While you were thinking about Independence Day, the president of the United States was thinking about Christmas.
Donald Trump celebrated Christmas in July during the Celebrate Freedom rally in Washington’s Kennedy Center three days before the Fourth. The gala was intended to honor the military, but the president reprised some of hits from the campaign trail.
“Our religious liberty is enshrined in the very first amendment in the Bill of Rights,” he said. “The American founders invoked our Creator four times in the Declaration of Independence. Benjamin Franklin reminded his colleague at the Constitutional Convention to begin by bowing their heads in prayer. I remind you that we’re going to start saying ‘Merry Christmas’ again.”
Dopy in December; juvenile in July
If you think cranking up the Christmas wars in July seems a little odd, that’s because it is. Fighting over whether people say “Merry Christmas” is dopey in December, and it’s just plain juvenile in July.
Let’s think about this from Jesus’ standpoint. We don’t know what he really thinks about people celebrating his birthday. Most mature people get over making a big deal of their birthdays somewhere in early adulthood, and the Lord has had a couple thousand of them. Also, even the folks who like to keep on celebrating their birthdays only really expect their family to make a big deal. So, why would Jesus be any different?

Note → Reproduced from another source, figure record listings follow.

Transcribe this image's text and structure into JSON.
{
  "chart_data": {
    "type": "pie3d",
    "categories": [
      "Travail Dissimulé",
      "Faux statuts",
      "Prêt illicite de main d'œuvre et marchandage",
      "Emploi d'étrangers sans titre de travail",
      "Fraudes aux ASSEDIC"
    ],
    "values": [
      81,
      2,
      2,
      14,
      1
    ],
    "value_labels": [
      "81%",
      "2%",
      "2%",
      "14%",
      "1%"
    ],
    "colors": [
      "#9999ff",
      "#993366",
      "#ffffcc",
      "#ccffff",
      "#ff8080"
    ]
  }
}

But more to the point: Assuming Jesus cares about how people celebrate his birthday, don’t you think he wants them to do so it advances his kingdom?
What Jesus said …
The First and Second Commandments tell us: “Love the Lord your God with all your heart and with all your soul and with all your mind,” and “Love your neighbor as yourself.” The Great Commission instructs us: “Go, and make disciples of all nations … .”
If Christians intend to come anywhere near demonstrating we love our neighbors and seeing any success in making disciples, then our mandated approach should be to love them and lead them into a saving relationship with Jesus. Since all they know of Jesus is what they see of him in us, how can we expect them to think of Jesus as loving if they don’t know we’re loving?
Unfortunately, Christians who get all high and mighty about whether others say “Merry Christmas” come off as hateful jerks rather than loving soul winners. Ramping up on “Merry Christmas” may be a productive political ploy, but it’s atrocious evangelism.
We might not expect President Trump to understand that. After all, one of his leading evangelical boosters called him a “baby Christian,” and he hasn’t demonstrated significant biblical knowledge. But we should know better; we should celebrate Christmas so that we attract others to our Savior.
Christmas is coming
Since the president brought it up now, we’ve got about five months to get ready before the Christmas season hits full stride. Instead of waging the Christmas wars this year, let’s engage a strategy of spreading divine love, which compelled Jesus to come to Earth in the first place.
Let’s truly love our neighbors as ourselves. If we take the Parable of the Good Samaritan seriously, we know our neighbors include Muslims, Sikhs, Hindus, Buddhists, people of lesser-known faiths and no faith. If we take Jesus’ teachings seriously, we know that means feeding the hungry, giving drink to the thirsty, taking in the stranger, clothing the naked, healing the sick and visiting the prisoner.
Treating all people as our neighbor and showing divine love and care for “the least” among us are the kinds of gifts Jesus would love for his birthday. Christmas will be here before you know it, so get ready.
Better yet, the president has declared Christmas in July. So, start now.